Sandmeier sagt, sie heiße den Kaninchen-Diebstahl nicht gut. Aber es brauche Organisationen, die mit "ungewöhnlichen Aktionen auf dringende Probleme im Tierschutz aufmerksam machen". Die Grenze liege dort, wo Gewalt und Gewaltdrohungen eingesetzt werden, um Personen einzuschüchtern. "Ein solches Vorgehen ist nicht tolerierbar und schadet den Anliegen des Tierschutzes sogar", sagt Sandmeier.

"Wer nicht mitmacht, gilt als Verräter"

Für Extremismus-Experte Adrian Oertli gibt es einen klaren Trend, dass Tierrechtsorganisationen bei solchen Aktionen immer häufiger mit Mitgliedern aus der linksautonomen Szene zusammenarbeiten würden. "In diesen Kreisen werden die Grenzen zur Illegalität gern überschritten", sagt Oertli. Wer bei den Aktionen nicht mitmache oder dazu Kritik äussere, werde des Verrats verdächtigt oder bezichtigt, nicht genug für den "Kampf" zu tun.

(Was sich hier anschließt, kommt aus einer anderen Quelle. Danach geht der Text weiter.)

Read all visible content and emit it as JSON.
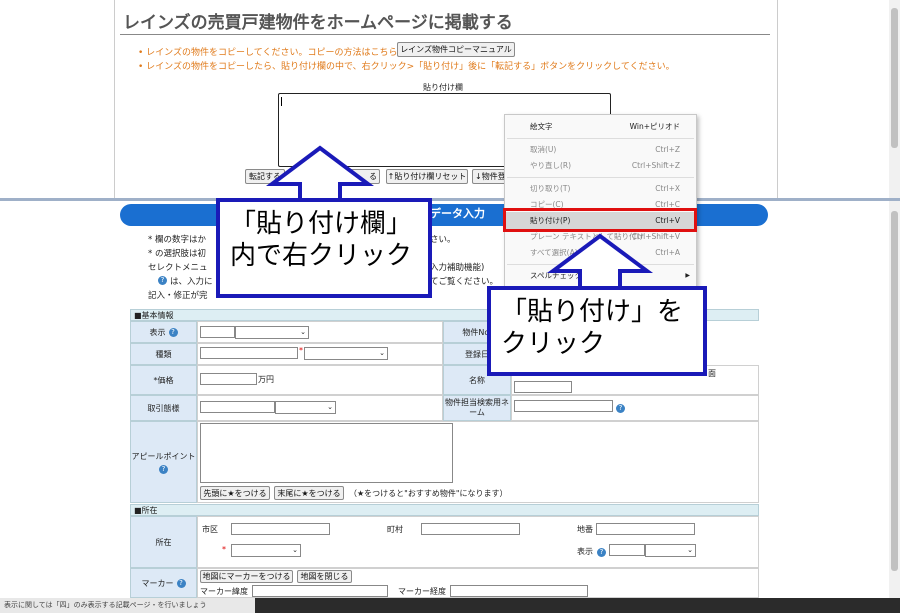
{
  "page_title": "レインズの売買戸建物件をホームページに掲載する",
  "instructions": {
    "line1": "レインズの物件をコピーしてください。コピーの方法はこちら→",
    "manual_button": "レインズ物件コピーマニュアル",
    "line2": "レインズの物件をコピーしたら、貼り付け欄の中で、右クリック>「貼り付け」後に「転記する」ボタンをクリックしてください。"
  },
  "paste_field": {
    "label": "貼り付け欄",
    "value": ""
  },
  "action_buttons": {
    "transfer": "転記する",
    "hidden_fragment": "る",
    "reset": "↑貼り付け欄リセット",
    "register": "↓物件登録"
  },
  "context_menu": {
    "items": [
      {
        "label": "絵文字",
        "shortcut": "Win+ピリオド",
        "enabled": true
      },
      {
        "label": "取消(U)",
        "shortcut": "Ctrl+Z",
        "enabled": false
      },
      {
        "label": "やり直し(R)",
        "shortcut": "Ctrl+Shift+Z",
        "enabled": false
      },
      {
        "label": "切り取り(T)",
        "shortcut": "Ctrl+X",
        "enabled": false
      },
      {
        "label": "コピー(C)",
        "shortcut": "Ctrl+C",
        "enabled": false
      },
      {
        "label": "貼り付け(P)",
        "shortcut": "Ctrl+V",
        "enabled": true,
        "highlighted": true
      },
      {
        "label": "プレーン テキストとして貼り付け",
        "shortcut": "Ctrl+Shift+V",
        "enabled": false
      },
      {
        "label": "すべて選択(A)",
        "shortcut": "Ctrl+A",
        "enabled": false
      },
      {
        "label": "スペルチェック(S)",
        "shortcut": "▶",
        "enabled": true
      }
    ]
  },
  "form": {
    "banner_title": "データ入力",
    "notes": [
      "* 欄の数字はか",
      "* の選択肢は初",
      "セレクトメニュ",
      "は、入力に",
      "記入・修正が完"
    ],
    "notes_right": [
      "さい。",
      "入力補助機能)",
      "てご覧ください。"
    ],
    "basic_section": "■基本情報",
    "labels": {
      "display": "表示",
      "type": "種類",
      "price": "*価格",
      "price_unit": "万円",
      "transaction": "取引態様",
      "appeal": "アピールポイント",
      "property_no": "物件No.",
      "register_date": "登録日",
      "name": "名称",
      "name_extra": "面",
      "staff_search": "物件担当検索用ネーム"
    },
    "appeal_buttons": {
      "star_start": "先頭に★をつける",
      "star_end": "末尾に★をつける",
      "star_note": "（★をつけると\"おすすめ物件\"になります）"
    },
    "location_section": "■所在",
    "location": {
      "label": "所在",
      "city": "市区",
      "town": "町村",
      "lot": "地番",
      "display": "表示"
    },
    "marker": {
      "label": "マーカー",
      "set_button": "地図にマーカーをつける",
      "close_button": "地図を閉じる",
      "lat": "マーカー緯度",
      "lng": "マーカー経度"
    }
  },
  "callouts": {
    "left_line1": "「貼り付け欄」",
    "left_line2": "内で右クリック",
    "right_line1": "「貼り付け」を",
    "right_line2": "クリック"
  },
  "taskbar_text": "表示に関しては「四」のみ表示する記載ページ・を行いましょう",
  "colors": {
    "banner": "#1a6fd1",
    "arrow": "#1a1ab8",
    "highlight_box": "#e01010",
    "bullet_text": "#e07a1a"
  }
}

"Es ist wie in einer Sekte: Je extremer man in der Wahl der Mittel ist, desto höher ist das ‹Entwicklungslevel›", sagt Oertli. Es sei also ein Zeichen besonderer Erleuchtung, wenn man bei illegalen und teilweise gefährlichen Aktionen mitmache. "Das ist ein ungeheurer psychologischer Druck, der innerhalb der Gruppe aufgebaut wird", sagt Oertli. Druck, der dazu genutzt werde, um Kontrolle auf die Mitglieder auszuüben – wie eben in einer Sekte.

"Das ist eine Wohlstandserscheinung"

"Man stellt fest, dass die Fanatisierung und Radikalisierung rund um die Tierhaltung generell zunehmen", sagt FDP-Nationalrat Walter Müller. "Wie es scheint, ist das eine Wohlstandserscheinung." Es sei zwar das gute Recht eines jeden Einzelnen, sich für den Tierschutz einzusetzen. Allerdings sei es nicht in Ordnung, wenn man dafür zu illegalen Methoden greife.

Die Behörden müssten die Animal Liberation Front aufgrund ihrer internationaler Ausrichtung auf den Radar setzen, sagt Müller. "Man kann nicht sagen: ‹Die meinen es doch nur gut mit den Tierchen, jetzt muss man Verständnis zeigen.›" Wenn Tierschützer das Maß überschreiten und illegal und unrechtmäßig vorgehen würden, sei das von der Polizei zu ahnden.

Wo sich die Kaninchen jetzt befinden, ist unklar. Die Tierschützer versichern aber, dass sie ihr Leben an einem "schönen Ort" verbringen, wo sie ihren natürlichen Bedürfnissen nachgehen dürfen. Betroffen reagiert Stefan Röthlisberger, Präsident der Schweizerischen Kaninchen-Experten-Vereinigung (SKEV) auf das veröffentlichte Video: "Diese Leute haben keine Ahnung, wie man mit Kaninchen umgeht". Hastige Bewegungen und Bewegungen von oben verursachten Stress, weil Kaninchen instinktmäßig flüchten wollen. Außerdem hätten die Aktivisten vergessen, Luftlöcher an der Transportkiste anzubringen. "Man würde annehmen, dass Tierschützer darauf achten würden, nicht eine solche Stressreaktion bei den Tieren auszulösen", sagt Röthlisberger. (red)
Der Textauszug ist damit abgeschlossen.